Washington greets Israel on its birthday as Birthright targets baby boomers
Obama and Clinton issue statements on Israel's 64th Independence Day as Israel's UN envoy sings 'When I'm 64' by the Beatles; new Birthright-style trip for 50-60 year-olds aims to expose more Jewish adults to Israel; Paul Krugman goes under fire for critical remarks on Israeli government.
U.S. President Barack Obama and Secretary of State Hillary Clinton issued greetings on Thursday in honor of Israel's Independence Day.
In his statement, Obama said that the U.S.-Israel relationship is "unique relationship founded on an unbreakable commitment to Israel’s security, and anchored by our common interests and deeply held values."
Clinton, in her statement called Israel "a beacon of hope and an inspiring example", and said that the U.S. commitment to Israel's security is the "cornerstone of our foreign policy in the Middle East" and promised to stand with Israel as changes "continue to sweep across the region."
'When I'm 64'
Prime Minister Benjamin Netanyahu, meanwhile, issued a video greeting, promising the people of Israel to complete the fence at the southern border and acquire more Iron Dome batteries to protect Israelis from Gaza fire, ending his message with an animated cat singing the Israeli song "Hineh ma tov" ("Oh, how good, how pleasant it is for brothers to live together in harmony").
On the usually hostile UN grounds, the Israeli Ambassador Ron Prosor threw a party for hundreds of diplomats with Israeli music and wine - and even sang The Beatles hit "When I am 64."
The celebrations, however, didn't make UN chief Ban Ki-moon ignore Israel's legalization of three settlement outposts. He noted in a statement that he is "deeply troubled" by it, and so were the U.S. Department of State officials, who mentioned they are "seeking clarifications" from Israel.
At the same Department of State, the spokeswoman had a hard time answering the reporters' questions about Turkish officials' remarks that Israel is not welcome at the NATO conference in Chicago. Asked several times whether the U.S. wants Israel to participate, the answer was "no decisions have been made. There have been NATO summits where no partners were invited. Every summit is done on a case-by-case basis, and we haven't made a decision about who's going to be invited yet."
On Capitol Hill, Israel's situation looked much better this week, with plenty of warm 64th Independence Day greetings from Congress members. And on Thursday, the Subcommittee on Strategic Forces of the Armed Services Committee began the mark up process of the National Defense Authorization Act that includes a section on Iron Dome funding.

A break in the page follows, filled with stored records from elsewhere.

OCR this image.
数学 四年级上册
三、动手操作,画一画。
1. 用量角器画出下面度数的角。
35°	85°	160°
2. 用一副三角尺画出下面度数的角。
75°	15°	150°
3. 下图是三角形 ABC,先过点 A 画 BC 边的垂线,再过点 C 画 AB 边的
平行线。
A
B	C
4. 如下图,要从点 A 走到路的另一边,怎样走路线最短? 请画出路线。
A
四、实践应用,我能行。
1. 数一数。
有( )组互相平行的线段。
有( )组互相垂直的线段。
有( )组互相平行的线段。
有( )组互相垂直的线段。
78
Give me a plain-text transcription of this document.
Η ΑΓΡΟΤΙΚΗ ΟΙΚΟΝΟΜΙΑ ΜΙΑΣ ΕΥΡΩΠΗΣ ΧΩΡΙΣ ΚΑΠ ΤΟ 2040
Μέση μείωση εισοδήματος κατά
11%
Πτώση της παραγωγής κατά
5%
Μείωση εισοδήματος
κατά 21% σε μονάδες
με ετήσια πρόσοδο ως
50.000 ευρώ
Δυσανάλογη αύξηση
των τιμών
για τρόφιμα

Birthright for Baby Boomers
Within the U.S. Jewish community, there were many celebrations - many still to be held over the weekend - and some new projects and some soul-searching.
UJA - The Jewish Federation of New-York have decided to deal with the fact that only about every fifth U.S. Jew has visited or plans to visit Israel, and decided to emulate the success of Taglit Birthright trips - with organizing similar tours for the baby boomers generation.
This Sunday, the pilot group of 34 “Birthright Israel for Boomers”, aged 50-60 years old, who reportedly never visited Israel before, will land in Israel and will follow the route well-familiar to the 200,000 young Jews from 52 countries who already did it in the last decade: Jerusalem, Masada, the Dead Sea, Eilat, Tel Aviv, the Golan Heights, rafting in the Jordan River, sailing on the Sea of Galilee, visiting the IDF bases and meeting with Israeli officials.
"Birthright Israel for Boomers" Chairman Michael Lax explained that for many U.S. Jews it's just not their top priority. Hence they invented the motto: "When was the last time in your life that you did something for the first time?"
Some of the group participants explained they were concerned about the security situation - but their kids, who took part in the Taglit Birthright trip, managed to convince them.
Paul Krugman and The Crisis of Zionism
Of course, Israeli celebrations won't be complete without some controversy. Leading economist and Nobel laureate Paul Krugman added to the already heated debate on the relationship between Israel and the U.S. Jewish community with a succinct blog post, calling Peter Beinart’s The Crisis of Zionism a "brave book" and admitting that he, "like many liberal American Jews", "avoids thinking about where Israel is going" and defining the current Israeli government policies as a "gradual, long-run form of national suicide".
Why has he kept silent on the issue before now? The answer: "I have other battles to fight, and to say anything to that effect is to bring yourself under intense attack from organized groups that try to make any criticism of Israeli policies tantamount to anti-Semitism."
As he well predicted, he was immediately criticized for his post.
But the same questions were raised in an array of articles in the "Huffington Post," written by liberal Jews, and dedicated to questions surrounding the meaning of "liberal Zionism."
I wonder what Netanyahu's animated cat has to say about it.